Predicting how much mixing occurs when a given amount of energy is injected into a Boussinesq fluid is a long-standing problem in stratified turbulence. The huge number of degrees of freedom involved in these processes renders extremely difficult a deterministic approach to the problem. Here we present a statistical mechanics approach yielding a prediction for a cumulative, global mixing efficiency as a function of a global Richardson number and the background buoyancy profile. Assuming random evolution through turbulent stirring, the theory predicts that the inviscid, adiabatic dynamics is attracted irreversibly towards an equilibrium state characterised by a smooth, stable buoyancy profile at a coarse-grained level, upon which are fine-scale fluctuations of velocity and buoyancy.

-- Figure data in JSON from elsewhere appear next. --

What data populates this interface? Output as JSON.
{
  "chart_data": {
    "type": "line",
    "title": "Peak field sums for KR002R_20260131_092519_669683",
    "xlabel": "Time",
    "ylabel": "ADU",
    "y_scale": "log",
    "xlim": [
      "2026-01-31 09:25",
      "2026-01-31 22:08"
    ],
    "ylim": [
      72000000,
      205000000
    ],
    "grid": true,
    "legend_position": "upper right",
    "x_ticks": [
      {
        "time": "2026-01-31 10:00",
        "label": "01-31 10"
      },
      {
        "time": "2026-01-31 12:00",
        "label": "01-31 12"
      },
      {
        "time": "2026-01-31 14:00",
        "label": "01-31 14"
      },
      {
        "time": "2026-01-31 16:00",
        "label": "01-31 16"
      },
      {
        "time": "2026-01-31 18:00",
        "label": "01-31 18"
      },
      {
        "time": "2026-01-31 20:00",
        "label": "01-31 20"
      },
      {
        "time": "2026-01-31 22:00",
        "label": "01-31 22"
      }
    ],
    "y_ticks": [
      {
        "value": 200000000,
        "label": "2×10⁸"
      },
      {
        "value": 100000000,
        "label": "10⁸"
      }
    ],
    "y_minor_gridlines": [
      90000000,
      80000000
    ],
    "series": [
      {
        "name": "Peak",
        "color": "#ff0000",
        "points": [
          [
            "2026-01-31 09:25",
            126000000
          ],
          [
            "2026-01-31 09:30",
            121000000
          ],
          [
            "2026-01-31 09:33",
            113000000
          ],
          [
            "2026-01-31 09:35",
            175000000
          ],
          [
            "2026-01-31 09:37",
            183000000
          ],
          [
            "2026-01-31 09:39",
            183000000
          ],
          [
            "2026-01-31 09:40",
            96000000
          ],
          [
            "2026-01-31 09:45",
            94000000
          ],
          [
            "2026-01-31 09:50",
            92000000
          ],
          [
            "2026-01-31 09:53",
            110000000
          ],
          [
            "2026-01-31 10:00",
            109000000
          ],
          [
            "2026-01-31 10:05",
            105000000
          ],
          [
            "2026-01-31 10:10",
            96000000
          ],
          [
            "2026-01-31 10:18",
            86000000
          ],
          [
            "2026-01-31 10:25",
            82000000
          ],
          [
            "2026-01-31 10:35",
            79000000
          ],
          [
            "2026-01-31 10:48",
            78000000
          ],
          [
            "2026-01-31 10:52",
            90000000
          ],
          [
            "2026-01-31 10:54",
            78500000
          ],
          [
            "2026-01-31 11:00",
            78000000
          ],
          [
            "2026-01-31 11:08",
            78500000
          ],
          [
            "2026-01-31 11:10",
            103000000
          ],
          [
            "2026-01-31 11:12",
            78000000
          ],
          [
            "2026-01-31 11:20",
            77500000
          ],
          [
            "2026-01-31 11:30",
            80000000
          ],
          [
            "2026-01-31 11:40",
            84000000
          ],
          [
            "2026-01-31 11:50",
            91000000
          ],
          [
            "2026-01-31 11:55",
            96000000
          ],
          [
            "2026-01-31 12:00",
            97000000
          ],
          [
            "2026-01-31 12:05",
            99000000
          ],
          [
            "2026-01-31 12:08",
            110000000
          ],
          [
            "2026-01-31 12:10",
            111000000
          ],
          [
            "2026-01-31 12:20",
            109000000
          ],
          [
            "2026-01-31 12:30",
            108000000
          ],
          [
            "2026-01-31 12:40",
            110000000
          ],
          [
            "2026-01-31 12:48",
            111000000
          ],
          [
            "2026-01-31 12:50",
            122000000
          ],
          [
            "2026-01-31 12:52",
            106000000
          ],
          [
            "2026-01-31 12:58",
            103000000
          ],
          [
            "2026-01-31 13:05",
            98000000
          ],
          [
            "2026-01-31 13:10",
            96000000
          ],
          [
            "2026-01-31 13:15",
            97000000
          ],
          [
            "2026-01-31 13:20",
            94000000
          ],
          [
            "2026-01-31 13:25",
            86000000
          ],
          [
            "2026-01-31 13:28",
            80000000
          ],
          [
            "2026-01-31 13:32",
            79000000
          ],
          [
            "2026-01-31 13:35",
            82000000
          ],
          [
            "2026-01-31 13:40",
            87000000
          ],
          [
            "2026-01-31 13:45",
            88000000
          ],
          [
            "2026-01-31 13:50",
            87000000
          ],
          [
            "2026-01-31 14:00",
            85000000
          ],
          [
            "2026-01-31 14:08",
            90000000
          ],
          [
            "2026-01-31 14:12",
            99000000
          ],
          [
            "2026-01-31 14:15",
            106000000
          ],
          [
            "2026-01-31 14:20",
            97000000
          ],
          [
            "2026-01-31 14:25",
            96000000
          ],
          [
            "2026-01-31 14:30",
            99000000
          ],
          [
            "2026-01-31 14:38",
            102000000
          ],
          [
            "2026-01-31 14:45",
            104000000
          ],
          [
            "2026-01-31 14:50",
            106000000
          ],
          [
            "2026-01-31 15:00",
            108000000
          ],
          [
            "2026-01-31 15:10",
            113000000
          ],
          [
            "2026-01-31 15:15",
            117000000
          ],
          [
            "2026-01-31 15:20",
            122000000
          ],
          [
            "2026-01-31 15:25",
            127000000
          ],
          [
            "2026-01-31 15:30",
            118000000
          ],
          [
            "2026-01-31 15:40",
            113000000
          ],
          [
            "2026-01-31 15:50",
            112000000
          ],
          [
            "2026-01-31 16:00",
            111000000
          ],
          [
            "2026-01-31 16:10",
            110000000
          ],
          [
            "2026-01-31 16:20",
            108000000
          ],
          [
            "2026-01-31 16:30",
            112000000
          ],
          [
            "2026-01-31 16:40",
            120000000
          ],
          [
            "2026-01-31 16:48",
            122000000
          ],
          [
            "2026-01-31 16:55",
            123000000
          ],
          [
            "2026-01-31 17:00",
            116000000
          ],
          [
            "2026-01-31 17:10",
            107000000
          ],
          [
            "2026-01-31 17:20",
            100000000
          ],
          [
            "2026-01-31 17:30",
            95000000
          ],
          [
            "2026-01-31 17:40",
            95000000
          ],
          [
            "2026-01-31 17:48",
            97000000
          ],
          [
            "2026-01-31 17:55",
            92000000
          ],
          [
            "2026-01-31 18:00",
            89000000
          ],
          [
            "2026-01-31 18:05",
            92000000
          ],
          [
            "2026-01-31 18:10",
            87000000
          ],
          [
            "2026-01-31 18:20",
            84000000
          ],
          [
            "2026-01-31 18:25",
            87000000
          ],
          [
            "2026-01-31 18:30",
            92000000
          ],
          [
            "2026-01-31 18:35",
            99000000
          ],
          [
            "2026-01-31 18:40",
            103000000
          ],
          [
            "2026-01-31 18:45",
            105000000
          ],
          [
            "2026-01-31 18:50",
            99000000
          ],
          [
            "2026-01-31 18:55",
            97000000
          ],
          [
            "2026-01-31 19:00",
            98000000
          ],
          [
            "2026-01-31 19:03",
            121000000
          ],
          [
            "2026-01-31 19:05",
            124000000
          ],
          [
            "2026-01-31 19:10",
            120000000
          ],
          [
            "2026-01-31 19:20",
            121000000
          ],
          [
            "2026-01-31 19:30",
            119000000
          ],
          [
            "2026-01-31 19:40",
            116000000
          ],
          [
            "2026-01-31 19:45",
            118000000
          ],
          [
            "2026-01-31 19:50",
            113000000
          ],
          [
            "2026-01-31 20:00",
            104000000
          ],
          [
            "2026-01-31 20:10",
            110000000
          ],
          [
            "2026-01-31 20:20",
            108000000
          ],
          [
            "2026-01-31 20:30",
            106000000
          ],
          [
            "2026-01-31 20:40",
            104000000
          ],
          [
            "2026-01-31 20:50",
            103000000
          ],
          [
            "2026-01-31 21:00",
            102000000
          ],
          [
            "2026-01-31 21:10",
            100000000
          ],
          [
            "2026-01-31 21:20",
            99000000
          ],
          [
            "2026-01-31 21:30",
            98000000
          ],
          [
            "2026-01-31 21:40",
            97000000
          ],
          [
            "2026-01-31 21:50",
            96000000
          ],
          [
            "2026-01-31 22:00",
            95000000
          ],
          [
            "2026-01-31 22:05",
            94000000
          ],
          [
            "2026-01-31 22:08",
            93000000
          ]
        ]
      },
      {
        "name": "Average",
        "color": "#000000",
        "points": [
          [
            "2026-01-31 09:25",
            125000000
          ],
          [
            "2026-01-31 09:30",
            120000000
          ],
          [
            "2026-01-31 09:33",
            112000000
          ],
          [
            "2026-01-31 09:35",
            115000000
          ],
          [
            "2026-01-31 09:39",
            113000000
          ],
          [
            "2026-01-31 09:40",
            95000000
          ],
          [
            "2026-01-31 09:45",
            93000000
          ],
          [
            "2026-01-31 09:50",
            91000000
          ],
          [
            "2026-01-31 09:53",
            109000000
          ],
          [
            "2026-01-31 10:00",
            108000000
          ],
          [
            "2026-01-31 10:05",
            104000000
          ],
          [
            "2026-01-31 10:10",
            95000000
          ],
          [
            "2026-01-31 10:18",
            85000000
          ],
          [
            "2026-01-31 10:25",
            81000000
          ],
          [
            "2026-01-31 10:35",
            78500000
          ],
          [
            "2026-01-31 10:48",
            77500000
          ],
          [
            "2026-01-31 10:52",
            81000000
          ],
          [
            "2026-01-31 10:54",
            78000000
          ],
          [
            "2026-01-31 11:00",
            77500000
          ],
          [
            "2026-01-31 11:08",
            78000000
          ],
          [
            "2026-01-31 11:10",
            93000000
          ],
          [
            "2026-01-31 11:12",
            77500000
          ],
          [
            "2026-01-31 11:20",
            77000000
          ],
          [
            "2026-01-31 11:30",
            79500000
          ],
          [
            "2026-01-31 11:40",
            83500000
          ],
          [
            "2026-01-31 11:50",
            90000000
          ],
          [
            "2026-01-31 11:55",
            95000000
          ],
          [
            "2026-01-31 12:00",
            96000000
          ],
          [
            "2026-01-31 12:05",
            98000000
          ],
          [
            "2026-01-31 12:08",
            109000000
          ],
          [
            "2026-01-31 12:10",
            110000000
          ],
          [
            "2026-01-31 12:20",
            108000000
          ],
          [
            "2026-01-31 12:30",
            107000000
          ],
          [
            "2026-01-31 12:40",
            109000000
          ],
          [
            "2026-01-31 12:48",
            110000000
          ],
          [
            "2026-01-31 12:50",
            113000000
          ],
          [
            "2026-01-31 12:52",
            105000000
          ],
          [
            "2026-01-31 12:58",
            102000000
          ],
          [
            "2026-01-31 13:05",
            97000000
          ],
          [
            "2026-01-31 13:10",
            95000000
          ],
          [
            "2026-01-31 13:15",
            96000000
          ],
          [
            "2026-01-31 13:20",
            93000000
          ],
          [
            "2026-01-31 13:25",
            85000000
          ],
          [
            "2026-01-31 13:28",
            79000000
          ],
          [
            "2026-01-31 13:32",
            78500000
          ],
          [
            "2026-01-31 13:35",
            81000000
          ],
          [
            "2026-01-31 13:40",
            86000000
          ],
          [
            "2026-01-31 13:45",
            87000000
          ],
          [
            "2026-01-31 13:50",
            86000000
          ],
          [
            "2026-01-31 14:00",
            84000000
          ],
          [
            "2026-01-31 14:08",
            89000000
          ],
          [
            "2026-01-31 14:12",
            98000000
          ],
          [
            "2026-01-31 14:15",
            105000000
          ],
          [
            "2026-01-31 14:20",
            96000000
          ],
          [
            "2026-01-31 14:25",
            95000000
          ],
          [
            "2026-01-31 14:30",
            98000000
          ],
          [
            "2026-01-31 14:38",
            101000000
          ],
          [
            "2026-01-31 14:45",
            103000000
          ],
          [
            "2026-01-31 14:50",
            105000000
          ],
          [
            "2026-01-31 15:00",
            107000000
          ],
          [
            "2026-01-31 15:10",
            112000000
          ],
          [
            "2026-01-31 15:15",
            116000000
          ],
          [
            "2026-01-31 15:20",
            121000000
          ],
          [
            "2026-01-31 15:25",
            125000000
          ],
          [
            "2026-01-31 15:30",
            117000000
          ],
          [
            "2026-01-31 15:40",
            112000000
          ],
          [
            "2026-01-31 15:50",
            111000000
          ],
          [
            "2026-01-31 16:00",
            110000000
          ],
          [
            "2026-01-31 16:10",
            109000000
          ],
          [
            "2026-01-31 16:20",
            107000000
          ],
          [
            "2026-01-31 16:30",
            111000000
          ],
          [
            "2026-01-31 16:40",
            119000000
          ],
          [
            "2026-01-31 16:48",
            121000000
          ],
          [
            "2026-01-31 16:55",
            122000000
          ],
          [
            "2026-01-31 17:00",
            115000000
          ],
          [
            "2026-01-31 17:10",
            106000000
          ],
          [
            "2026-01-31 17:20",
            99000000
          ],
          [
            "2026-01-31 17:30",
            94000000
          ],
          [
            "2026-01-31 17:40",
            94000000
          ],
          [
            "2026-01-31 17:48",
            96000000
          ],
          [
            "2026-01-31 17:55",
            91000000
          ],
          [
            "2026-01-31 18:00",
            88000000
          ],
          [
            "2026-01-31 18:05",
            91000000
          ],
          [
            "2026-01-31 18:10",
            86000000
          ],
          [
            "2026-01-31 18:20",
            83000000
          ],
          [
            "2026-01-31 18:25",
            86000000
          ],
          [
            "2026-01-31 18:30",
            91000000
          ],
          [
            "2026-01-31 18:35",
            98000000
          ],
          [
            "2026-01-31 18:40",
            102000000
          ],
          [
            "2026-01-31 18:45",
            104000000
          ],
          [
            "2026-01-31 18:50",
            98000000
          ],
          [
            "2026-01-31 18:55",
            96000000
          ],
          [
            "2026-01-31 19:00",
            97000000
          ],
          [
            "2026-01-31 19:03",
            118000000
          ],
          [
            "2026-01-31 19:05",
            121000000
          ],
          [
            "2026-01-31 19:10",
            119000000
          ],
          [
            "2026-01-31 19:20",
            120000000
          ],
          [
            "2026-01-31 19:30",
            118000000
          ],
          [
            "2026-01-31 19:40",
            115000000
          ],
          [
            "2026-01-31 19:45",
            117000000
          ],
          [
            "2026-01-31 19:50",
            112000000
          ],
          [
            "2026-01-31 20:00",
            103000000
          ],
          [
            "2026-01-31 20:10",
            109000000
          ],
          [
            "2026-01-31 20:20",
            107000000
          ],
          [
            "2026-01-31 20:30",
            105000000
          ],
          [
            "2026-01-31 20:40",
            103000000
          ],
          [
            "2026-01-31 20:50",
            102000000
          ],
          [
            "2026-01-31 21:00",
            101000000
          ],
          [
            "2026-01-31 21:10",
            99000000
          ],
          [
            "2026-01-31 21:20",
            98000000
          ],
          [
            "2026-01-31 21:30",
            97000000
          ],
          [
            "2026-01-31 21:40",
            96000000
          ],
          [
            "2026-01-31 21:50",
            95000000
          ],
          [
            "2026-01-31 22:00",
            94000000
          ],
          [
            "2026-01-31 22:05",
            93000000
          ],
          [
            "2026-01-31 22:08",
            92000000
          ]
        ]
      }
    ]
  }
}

The convergence towards a coarse-grained buoyancy profile different from the initial one corresponds to an irreversible increase of potential energy, and the efficiency of mixing is quantified as the ratio of this potential energy increase to the total energy injected into the system. The remaining part of the energy is lost into small-scale fluctuations. We show that for sufficiently large Richardson number, there is equipartition between potential and kinetic energy, provided that the background buoyancy profile is strictly monotonic. This yields a mixing efficiency of 0.25, which provides statistical mechanics support for previous predictions based on phenomenological kinematics arguments. In the general case, the cumulative, global mixing efficiency predicted by the equilibrium theory can be computed using an algorithm based on a maximum entropy production principle. It is shown in particular that the variation of mixing efficiency with the Richardson number strongly depends on the background buoyancy profile. This approach could be useful to the understanding of mixing in stratified turbulence in the limit of large Reynolds and Péclet numbers.